What is being communicated to us through this dual symbolism? In both cases there are two animals, one killed, and the other is sent away. What could they signify? Let’s remember that Tzoras is caused by anti-social behavior. Is there an anti-social act in the Bible that describes two people, where one is killed and the other is sent away?

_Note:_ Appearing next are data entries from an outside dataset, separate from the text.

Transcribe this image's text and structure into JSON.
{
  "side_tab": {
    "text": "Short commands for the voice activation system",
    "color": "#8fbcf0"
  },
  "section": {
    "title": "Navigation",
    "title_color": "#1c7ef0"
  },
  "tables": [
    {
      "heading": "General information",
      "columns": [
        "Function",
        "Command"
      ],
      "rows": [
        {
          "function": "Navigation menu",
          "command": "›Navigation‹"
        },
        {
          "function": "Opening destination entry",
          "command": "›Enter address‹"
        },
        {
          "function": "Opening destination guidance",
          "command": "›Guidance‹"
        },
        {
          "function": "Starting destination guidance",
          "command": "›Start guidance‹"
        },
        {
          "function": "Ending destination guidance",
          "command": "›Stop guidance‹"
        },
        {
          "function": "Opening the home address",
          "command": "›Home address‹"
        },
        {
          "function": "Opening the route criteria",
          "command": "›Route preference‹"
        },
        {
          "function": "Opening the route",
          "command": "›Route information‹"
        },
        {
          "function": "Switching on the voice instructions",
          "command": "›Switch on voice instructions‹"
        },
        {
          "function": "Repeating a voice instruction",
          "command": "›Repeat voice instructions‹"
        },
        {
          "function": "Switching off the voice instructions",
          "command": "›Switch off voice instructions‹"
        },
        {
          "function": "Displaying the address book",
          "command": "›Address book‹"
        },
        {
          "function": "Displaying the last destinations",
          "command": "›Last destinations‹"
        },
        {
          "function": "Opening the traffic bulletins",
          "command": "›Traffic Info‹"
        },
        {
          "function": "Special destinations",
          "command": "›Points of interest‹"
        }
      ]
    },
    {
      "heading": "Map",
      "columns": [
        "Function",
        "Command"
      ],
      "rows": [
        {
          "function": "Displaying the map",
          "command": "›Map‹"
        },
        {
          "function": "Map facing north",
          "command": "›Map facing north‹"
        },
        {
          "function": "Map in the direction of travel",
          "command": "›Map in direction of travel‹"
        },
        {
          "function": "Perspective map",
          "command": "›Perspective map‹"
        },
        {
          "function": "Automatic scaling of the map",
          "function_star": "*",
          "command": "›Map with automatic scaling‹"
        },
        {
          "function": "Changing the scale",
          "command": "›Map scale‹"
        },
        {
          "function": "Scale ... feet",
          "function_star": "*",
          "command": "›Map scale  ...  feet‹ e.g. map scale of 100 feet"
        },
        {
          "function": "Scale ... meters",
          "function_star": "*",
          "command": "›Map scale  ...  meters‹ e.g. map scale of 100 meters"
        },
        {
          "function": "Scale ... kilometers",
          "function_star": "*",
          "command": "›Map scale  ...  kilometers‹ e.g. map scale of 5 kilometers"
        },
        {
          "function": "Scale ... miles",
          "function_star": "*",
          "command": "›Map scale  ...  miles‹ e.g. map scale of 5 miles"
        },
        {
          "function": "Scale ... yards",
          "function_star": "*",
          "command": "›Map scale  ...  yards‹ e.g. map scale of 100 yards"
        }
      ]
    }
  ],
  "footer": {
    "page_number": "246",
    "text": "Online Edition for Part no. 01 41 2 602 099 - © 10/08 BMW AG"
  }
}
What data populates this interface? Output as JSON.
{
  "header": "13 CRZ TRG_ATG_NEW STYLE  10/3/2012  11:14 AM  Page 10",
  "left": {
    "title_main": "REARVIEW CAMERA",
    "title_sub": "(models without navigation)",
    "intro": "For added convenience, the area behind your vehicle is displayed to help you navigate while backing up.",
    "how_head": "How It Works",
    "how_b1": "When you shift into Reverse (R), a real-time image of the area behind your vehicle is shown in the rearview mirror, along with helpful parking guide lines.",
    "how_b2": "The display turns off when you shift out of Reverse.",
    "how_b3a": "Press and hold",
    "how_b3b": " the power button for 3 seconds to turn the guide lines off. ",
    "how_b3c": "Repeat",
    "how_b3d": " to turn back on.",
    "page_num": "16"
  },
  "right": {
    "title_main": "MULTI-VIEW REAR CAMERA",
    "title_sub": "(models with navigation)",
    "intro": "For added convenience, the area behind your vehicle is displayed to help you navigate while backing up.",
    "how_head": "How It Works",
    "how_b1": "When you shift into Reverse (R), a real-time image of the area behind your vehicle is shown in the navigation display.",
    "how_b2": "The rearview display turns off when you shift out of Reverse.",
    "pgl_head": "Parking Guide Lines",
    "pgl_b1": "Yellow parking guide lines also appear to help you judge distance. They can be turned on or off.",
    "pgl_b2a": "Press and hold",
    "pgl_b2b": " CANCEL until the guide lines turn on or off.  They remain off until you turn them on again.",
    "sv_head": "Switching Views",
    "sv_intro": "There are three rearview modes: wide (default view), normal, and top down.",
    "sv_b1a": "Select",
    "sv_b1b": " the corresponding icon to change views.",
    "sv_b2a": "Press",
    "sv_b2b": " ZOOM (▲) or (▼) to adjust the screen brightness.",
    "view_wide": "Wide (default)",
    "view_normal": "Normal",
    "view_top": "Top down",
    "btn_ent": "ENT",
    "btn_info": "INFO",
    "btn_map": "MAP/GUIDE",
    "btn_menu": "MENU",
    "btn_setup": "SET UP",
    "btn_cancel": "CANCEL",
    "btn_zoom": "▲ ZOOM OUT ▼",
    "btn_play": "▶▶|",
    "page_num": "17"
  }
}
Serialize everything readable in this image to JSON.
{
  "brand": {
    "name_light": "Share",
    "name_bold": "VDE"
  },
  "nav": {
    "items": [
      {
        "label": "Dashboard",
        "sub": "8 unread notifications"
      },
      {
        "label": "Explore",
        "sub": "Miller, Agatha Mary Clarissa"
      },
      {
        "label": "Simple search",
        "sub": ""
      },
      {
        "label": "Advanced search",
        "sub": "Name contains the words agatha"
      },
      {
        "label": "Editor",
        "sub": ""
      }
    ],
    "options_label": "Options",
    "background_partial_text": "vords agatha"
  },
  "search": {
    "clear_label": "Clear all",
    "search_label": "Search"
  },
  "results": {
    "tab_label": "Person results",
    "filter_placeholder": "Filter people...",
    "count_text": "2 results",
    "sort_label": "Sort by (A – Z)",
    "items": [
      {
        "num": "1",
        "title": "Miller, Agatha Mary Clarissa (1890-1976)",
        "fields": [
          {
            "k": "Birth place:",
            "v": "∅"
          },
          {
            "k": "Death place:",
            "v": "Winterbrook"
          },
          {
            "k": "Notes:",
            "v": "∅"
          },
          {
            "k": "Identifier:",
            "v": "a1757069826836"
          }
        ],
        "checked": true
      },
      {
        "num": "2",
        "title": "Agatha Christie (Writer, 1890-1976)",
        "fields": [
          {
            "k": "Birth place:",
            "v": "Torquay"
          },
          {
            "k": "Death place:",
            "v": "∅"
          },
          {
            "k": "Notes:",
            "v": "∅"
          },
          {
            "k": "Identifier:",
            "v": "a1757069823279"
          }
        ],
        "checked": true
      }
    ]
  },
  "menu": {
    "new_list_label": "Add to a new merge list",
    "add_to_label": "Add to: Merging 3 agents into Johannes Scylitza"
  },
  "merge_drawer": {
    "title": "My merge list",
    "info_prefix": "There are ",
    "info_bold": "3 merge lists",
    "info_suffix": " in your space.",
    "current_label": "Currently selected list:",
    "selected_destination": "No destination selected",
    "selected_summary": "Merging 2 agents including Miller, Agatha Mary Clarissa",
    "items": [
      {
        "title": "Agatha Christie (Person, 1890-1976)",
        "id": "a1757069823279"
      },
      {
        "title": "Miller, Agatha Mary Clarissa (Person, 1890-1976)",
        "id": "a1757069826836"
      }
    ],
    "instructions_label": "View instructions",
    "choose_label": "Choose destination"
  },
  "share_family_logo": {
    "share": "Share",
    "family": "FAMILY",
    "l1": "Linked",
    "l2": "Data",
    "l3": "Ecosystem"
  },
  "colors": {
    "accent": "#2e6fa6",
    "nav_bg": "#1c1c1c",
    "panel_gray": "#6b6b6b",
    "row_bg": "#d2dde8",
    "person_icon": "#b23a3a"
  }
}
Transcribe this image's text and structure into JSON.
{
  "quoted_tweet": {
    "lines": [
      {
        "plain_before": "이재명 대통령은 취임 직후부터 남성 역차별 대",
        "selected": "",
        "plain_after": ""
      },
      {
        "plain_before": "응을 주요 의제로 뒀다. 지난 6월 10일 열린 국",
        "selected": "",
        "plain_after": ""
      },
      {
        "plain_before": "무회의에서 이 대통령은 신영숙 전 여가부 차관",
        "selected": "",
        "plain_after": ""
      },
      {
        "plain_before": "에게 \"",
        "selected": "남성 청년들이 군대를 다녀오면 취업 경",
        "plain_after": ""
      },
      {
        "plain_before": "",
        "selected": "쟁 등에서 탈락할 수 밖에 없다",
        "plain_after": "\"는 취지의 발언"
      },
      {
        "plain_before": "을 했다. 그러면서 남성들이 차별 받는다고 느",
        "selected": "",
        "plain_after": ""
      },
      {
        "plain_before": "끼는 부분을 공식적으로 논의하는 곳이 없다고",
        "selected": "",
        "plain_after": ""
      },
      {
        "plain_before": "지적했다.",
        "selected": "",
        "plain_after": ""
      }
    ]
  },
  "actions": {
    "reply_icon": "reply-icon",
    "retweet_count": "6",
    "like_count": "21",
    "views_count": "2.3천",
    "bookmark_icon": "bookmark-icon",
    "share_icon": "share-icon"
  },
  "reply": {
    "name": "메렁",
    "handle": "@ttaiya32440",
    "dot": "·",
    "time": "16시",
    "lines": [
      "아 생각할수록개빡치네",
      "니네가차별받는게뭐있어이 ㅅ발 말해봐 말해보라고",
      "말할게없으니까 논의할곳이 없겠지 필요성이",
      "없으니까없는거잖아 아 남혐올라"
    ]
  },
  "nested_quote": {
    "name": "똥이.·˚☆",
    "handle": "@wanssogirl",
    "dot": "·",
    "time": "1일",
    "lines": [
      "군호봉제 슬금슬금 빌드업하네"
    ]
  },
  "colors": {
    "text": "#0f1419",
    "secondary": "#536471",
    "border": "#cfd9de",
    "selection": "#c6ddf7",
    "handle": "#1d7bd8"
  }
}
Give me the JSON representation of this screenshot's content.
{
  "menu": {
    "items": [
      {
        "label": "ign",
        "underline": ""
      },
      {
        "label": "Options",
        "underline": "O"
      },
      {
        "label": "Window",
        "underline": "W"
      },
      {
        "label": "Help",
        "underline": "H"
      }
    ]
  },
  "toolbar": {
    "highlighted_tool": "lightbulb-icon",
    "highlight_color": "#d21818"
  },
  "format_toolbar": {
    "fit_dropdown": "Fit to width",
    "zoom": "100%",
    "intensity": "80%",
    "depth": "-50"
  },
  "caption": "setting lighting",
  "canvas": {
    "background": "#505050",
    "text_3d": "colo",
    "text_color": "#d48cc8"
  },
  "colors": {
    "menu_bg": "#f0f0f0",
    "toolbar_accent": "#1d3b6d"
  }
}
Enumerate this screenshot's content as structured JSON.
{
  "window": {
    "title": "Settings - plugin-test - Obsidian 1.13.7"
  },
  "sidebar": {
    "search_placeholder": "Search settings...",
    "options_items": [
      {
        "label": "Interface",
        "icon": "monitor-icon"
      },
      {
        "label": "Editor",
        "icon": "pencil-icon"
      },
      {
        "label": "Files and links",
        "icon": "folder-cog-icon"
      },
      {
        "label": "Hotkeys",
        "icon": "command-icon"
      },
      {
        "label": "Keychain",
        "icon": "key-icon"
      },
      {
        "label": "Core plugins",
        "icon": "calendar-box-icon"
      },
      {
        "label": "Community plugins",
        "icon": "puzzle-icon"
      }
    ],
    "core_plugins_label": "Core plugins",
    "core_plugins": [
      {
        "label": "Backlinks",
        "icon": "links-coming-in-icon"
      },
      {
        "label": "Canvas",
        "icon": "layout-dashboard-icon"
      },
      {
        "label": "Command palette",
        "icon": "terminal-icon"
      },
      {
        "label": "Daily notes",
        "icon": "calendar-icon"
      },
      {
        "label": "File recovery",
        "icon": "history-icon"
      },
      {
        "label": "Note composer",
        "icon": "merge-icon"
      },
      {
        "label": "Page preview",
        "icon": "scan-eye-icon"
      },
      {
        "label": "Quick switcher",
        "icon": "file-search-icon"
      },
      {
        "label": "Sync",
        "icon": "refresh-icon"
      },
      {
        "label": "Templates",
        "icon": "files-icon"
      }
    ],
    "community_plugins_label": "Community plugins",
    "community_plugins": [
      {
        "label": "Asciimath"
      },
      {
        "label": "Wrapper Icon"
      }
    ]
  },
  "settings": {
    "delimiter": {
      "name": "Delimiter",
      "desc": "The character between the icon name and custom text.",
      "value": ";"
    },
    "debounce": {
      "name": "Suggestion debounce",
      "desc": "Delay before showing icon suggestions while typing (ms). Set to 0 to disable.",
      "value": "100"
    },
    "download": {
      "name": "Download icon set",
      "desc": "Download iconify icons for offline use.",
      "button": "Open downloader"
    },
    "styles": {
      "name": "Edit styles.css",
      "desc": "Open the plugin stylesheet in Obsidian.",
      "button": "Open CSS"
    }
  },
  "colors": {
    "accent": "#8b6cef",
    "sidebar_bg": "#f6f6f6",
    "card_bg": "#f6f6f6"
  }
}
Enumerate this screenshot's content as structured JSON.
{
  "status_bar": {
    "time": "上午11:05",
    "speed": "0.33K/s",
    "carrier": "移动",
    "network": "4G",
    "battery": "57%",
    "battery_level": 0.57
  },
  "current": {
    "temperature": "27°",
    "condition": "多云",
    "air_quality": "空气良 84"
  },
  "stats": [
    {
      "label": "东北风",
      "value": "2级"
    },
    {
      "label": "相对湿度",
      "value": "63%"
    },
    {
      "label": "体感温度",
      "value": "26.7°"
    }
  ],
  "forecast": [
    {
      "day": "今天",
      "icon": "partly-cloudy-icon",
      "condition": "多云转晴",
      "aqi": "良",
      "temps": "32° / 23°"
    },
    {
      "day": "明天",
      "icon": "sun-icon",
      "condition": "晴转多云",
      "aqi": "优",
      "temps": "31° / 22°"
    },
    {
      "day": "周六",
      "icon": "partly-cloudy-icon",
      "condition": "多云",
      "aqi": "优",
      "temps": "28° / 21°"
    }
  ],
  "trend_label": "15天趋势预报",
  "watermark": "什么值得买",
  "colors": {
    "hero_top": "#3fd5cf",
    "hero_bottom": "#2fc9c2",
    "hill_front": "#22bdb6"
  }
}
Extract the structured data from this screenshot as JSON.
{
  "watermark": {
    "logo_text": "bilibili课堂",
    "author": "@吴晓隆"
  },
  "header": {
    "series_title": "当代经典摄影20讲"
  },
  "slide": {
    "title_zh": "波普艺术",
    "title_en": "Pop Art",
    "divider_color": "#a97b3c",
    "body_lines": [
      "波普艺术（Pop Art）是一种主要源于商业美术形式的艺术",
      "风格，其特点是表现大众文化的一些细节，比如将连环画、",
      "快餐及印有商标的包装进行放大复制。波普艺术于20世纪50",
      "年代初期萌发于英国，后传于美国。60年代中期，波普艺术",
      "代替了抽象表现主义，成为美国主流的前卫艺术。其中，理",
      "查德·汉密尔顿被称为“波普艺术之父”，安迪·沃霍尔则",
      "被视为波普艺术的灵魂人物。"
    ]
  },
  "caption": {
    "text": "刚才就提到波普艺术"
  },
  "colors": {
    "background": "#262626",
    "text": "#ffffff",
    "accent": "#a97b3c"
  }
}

The first anti-social act in the Bible is between Cain and Abel. Cain kills Abel and is sent away to wander. Similar to the two goats and the two birds, one is killed and the other is sent away. Perhaps the two goats and the two birds are to remind us of Cain’s anti-social behavior, and of the serious consequences of interpersonal sins. Interpersonal sins can result in one person being a victim, and the other person being punished. If we think about the terrible consequences of such sins, we should be inspired to improve ourselves and repent, especially in relation to how our actions affect other people.
Another question: what does Aza and Azel have to do with Yom Kippur? Aza and Azel were angels in Heaven, and they were very unusual in that they were attracted to doing sins in the physical world. What was their main sin? The main sin of Aza and Azel was that they were not satisfied with being in Heaven. They were in a lofty spiritual place, and they were tempted to be involved with the sins of the physical world. This is the main problem whenever we sin. Our soul is on a high spiritual level, but sometimes we are attracted to the temptations of sin in the physical world. Therefore, on some level, the action of Aza and Azel symbolizes all our sins. Our soul, instead of being satisfied with the spiritual joys of Torah and good deeds, descends and gets sullied by the temptation of sins in the physical world.
The goats of Yom Kippur are powerful symbols. When we see one killed and the other sent away to its death in a desolate place, it can remind us of interpersonal sins, such as what Cain did to Abel, where one person is hurt and the other is punished. The goat of Azazel reminds us that our soul is better off enjoying spiritual pursuits rather than doing sins in the physical world.
It could be that the Torah is using the goats as symbols to communicate these powerful messages to us. But most people are not consciously aware of the meaning of these symbols. Why use symbols that people are not consciously aware of? It may be that our soul understands these symbols more than we are aware of. Our soul comes from Heaven. Perhaps our soul understands the language of symbols.
The Torah may be using the goats to communicate these important messages directly to our souls. Perhaps at a subliminal level, when our soul sees what happens to the two goats, and hears the name Azazel, perhaps it understands the message very well. Our soul knows all too well about the dangers of illicit temptations. Sin is often very attractive and seductive at first, but it ultimately leads to downfall and destruction. This is symbolized by the goat of Azazel being led into a desert, and being thrown down from a height to an ignominious death. This realization, even on a subliminal level, inspires us to repent.
May we all take the lesson of the two goats and of Aza and Azel to heart, and remind ourselves that we are much better off remaining on a lofty plane. We should remember to resist the shmutz that the Evil Instinct tempts us with. It may at fist appear tantalizing, but is ultimately destructive. May this insight inspire us to repent not only on Yom Kippur, but every day of the year.